The-Amazing-Spider-2

Marc Webb se redimiu. Pelo menos com a parcela de fãs que não gostou do primeiro filme de seu reboot, em 2012 – este editor entre eles (leia nossa crítica aqui).

Difícil dizer se o diretor ouviu os apelos destes fãs, se leu mais e melhores quadrinhos do aracnídeo ou simplesmente livrou-se do fantasma da trilogia anterior dirigida por Sam Raimi.

O fato é que O Espetacular Homem-Aranha 2 – A Ameaça de Electro – que estreou no dia 1 de maio no Brasil e manteve a liderança na bilheteria pelos dois primeiros finais de semana – é tudo que seu antecessor não foi: leve, divertido, com doses certas de ação e drama (veja trailer abaixo).

Webb conseguiu, inclusive, cumprir a promessa feita desde o filme anterior, que é fazer a audiência sentir-se como o próprio Homem-Aranha enquanto ele balança pelos prédios de Nova York. Os momentos em que a computação gráfica funciona melhor causam o frio na barriga que o diretor vinha buscando.

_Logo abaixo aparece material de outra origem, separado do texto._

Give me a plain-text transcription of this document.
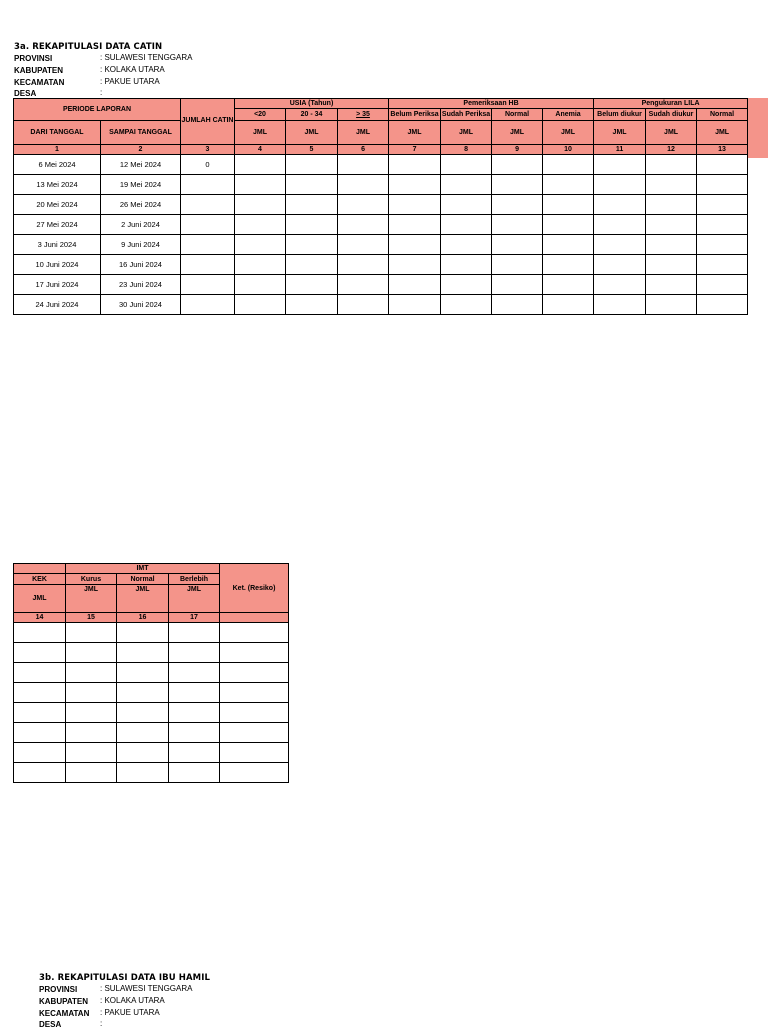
3a. REKAPITULASI DATA CATIN
PROVINSI	: SULAWESI TENGGARA
KABUPATEN	: KOLAKA UTARA
KECAMATAN	: PAKUE UTARA
DESA	:
PERIODE LAPORAN		JUMLAH CATIN	USIA (Tahun)			Pemeriksaan HB				Pengukuran LILA		
			<20	20 - 34	> 35	Belum Periksa	Sudah Periksa	Normal	Anemia	Belum diukur	Sudah diukur	Normal
DARI TANGGAL	SAMPAI TANGGAL		JML	JML	JML	JML	JML	JML	JML	JML	JML	JML
1	2	3	4	5	6	7	8	9	10	11	12	13
6 Mei 2024	12 Mei 2024	0										
13 Mei 2024	19 Mei 2024											
20 Mei 2024	26 Mei 2024											
27 Mei 2024	2 Juni 2024											
3 Juni 2024	9 Juni 2024											
10 Juni 2024	16 Juni 2024											
17 Juni 2024	23 Juni 2024											
24 Juni 2024	30 Juni 2024											
	IMT			Ket. (Resiko)
KEK	Kurus	Normal	Berlebih	
JML	JML	JML	JML	
14	15	16	17	

3b. REKAPITULASI DATA IBU HAMIL
PROVINSI	: SULAWESI TENGGARA
KABUPATEN : KOLAKA UTARA
KECAMATAN : PAKUE UTARA
DESA	:
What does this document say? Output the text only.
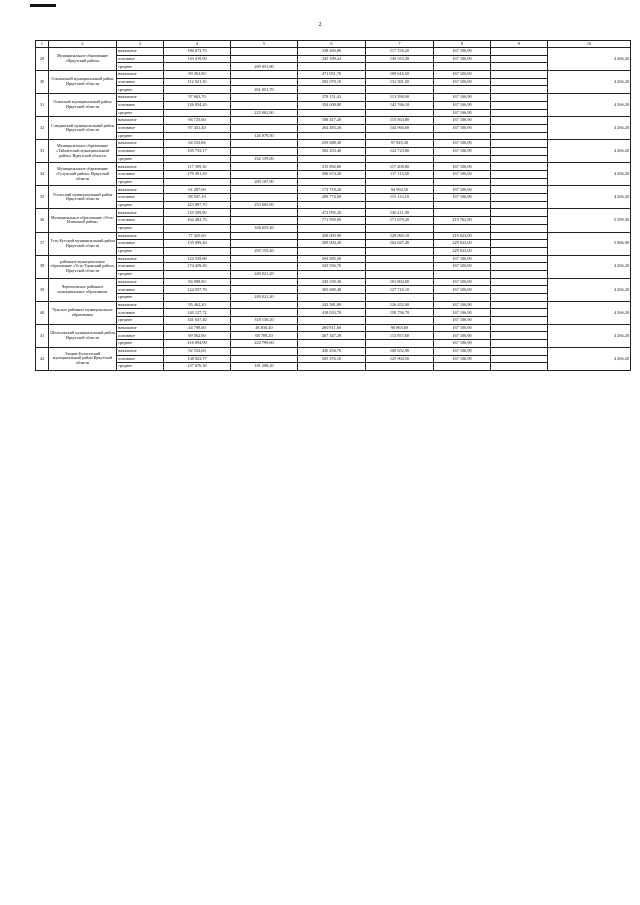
2
1	2	3	4	5	6	7	8	9	10
29	Муниципальное образование «Иркутский район»	начальное	186 673,70		338 469,80	117 156,20	167 106,90		4 266,20
		основное	143 419,90		345 189,24	149 553,38	167 106,90		
		среднее		269 051,80					
30	Ольхонский муниципальный район Иркутской области	начальное	99 363,90		471 051,70	109 616,50	167 106,90		4 266,20
		основное	112 921,10		392 070,10	131 501,50	167 106,90		
		среднее		261 051,70					
31	Осинский муниципальный район Иркутской области	начальное	97 663,70		378 151,41	113 598,90	167 106,90		4 266,20
		основное	126 954,20		354 008,80	142 766,10	167 106,90		
		среднее		225 062,80			167 106,90		
32	Слюдянский муниципальный район Иркутской области	начальное	66 725,60		188 417,20	115 563,80	167 106,90		4 266,20
		основное	87 441,40		264 483,20	144 966,60	167 106,90		
		среднее		126 979,30					
33	Муниципальное образование «Тайшетский муниципальный район» Иркутской области	начальное	64 533,86		259 688,30	97 845,30	167 106,90		4 266,20
		основное	105 733,17		302 253,40	122 723,80	167 106,90		
		среднее		162 159,00					
34	Муниципальное образование «Тулунский район» Иркутской области	начальное	117 399,10		315 892,80	117 208,80	167 106,90		4 266,20
		основное	179 391,20		396 674,20	117 113,50	167 106,90		
		среднее		289 107,90					
35	Усольский муниципальный район Иркутской области	начальное	61 287,00		173 718,20	94 994,50	167 106,90		4 266,20
		основное	88 547,10		209 774,00	115 133,10	167 106,90		
		среднее	223 897,70	253 005,90					
36	Муниципальное образование «Усть-Илимский район»	начальное	118 309,90		472 095,20	136 211,90			5 599,40
		основное	162 482,70		771 950,00	171 679,20	219 762,80		
		среднее		336 655,40					
37	Усть-Кутский муниципальный район Иркутской области	начальное	77 425,60		458 003,90	129 065,10	219 023,00		5 866,90
		основное	135 099,40		309 004,20	162 047,40	229 023,00		
		среднее		295 155,40			229 023,00		
38	районное муниципальное образование «Усть-Удинский район» Иркутской области	начальное	122 539,80		294 285,50		167 106,90		4 266,20
		основное	174 429,20		325 556,70		167 106,90		
		среднее		249 021,20					
39	Черемховское районное муниципальное образование	начальное	84 908,90		335 339,30	101 804,00	167 106,90		4 266,20
		основное	124 957,70		365 680,40	127 710,10	167 106,90		
		среднее		249 021,20					
40	Чунское районное муниципальное образование	начальное	95 462,20		243 581,80	126 452,00	167 106,90		4 266,20
		основное	140 127,72		418 033,70	158 756,70	167 106,90		
		среднее	341 637,40	318 150,20			167 106,90		
41	Шелеховский муниципальный район Иркутской области	начальное	44 798,60	46 836,40	260 811,60	90 865,60	167 106,90		4 266,20
		основное	69 562,90	68 789,20	267 347,29	113 957,60	167 106,90		
		среднее	216 094,90	222 799,60			167 106,90		
42	Эхирит-Булагатский муниципальный район Иркутской области	начальное	92 532,60		430 256,70	100 652,90	167 106,90		4 266,20
		основное	138 823,77		505 376,10	125 904,50	167 106,90		
		среднее	137 676,30	181 208,20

O filme começa em ritmo acelerado – mesmo não tendo o herói no centro da ação – ao revelar o que aconteceu aos pais do menino Peter Parker, deixado para ser criado pelos tios.

Emenda com o Homem-Aranha em perseguição ao caminhão roubado pelo bandido russo Aleksei Sytsevich (Paul Giamatti) numa sequência típica das histórias em quadrinhos, e conclui com um quase atraso de Peter Parker à própria formatura – numa clara referência, também aos quadrinhos, das dificuldades de conciliar a vida particular com a de super-herói.

Tudo funciona nesta continuação: o humor é orgânico; o tom sombrio cedeu lugar à fotografia clara, à paleta de cores vibrante. Webb livrou-se também da carga de tentar contar a história de forma “realista” – o que por si só uma contradição em se tratando da adaptação de um super-herói. As cenas de ação ganharam vários momentos alternados entre super câmera lenta e acelerada, recurso que, apesar de meio batido, ainda cai muito bem nesse tipo de aventura.

O que se salvava no filme anterior fica ainda melhor neste: as atuações e a química entre o casal Peter Parker (Andrew Garfield) e Gwen Stacy (Emma Stone, lindíssima). Ambos se mostram muito à vontade nos papéis, e até Sally Field, que fez uma tia May apática, agora imprime mais vitalidade à sua personagem.

A escolha do vilão principal também ajuda. Max Dillon/Electro (Jamie Foxx) é mais interessante e foi mais bem construído e caracterizado que o Lagarto do primeiro filme. A estreia de Harry Osborn/Duende Verde (Dane DeHaan) na franquia como o amigo de infância de Peter é bem conduzida.

O único senão de O Espetacular Homem-Aranha 2 é a quebra de ritmo. Depois da abertura alucinante, o filme patina um pouco. Se já leva tempo construir um vilão trágico, imagine dois. É o que acontece quando a atenção se volta à origem e motivações do Electro e do Duende.

É tanto tempo investido nisso que ao retomar o ritmo, o final soa acelerado demais. A primeira batalha do Homem-Aranha com Electro na Times Square é mais trabalhada que a última, na usina. E o Duende Verde acaba desperdiçado numa luta curta e que serve apenas para fazer cumprir a tragédia que os fãs de quadrinhos suspeitavam.

Novamente nesta cena, Webb, Garfield e Emma voltam a brilhar. Diretor e atores conseguiram passar toda a carga dramática do mesmo acontecimento nas HQs, e de modo tão envolvente que as pequenas alterações em relação ao material original não interferiram.

Decorrido um intervalo após o clímax, o retorno do Homem-Aranha como o herói divertido que é, na conclusão contra o vilão Rino, dá o tom que deve prevalecer no próximo filme do herói aracnídeo.

Webb finalmente encontrou o caminho. Melhor que continue nele.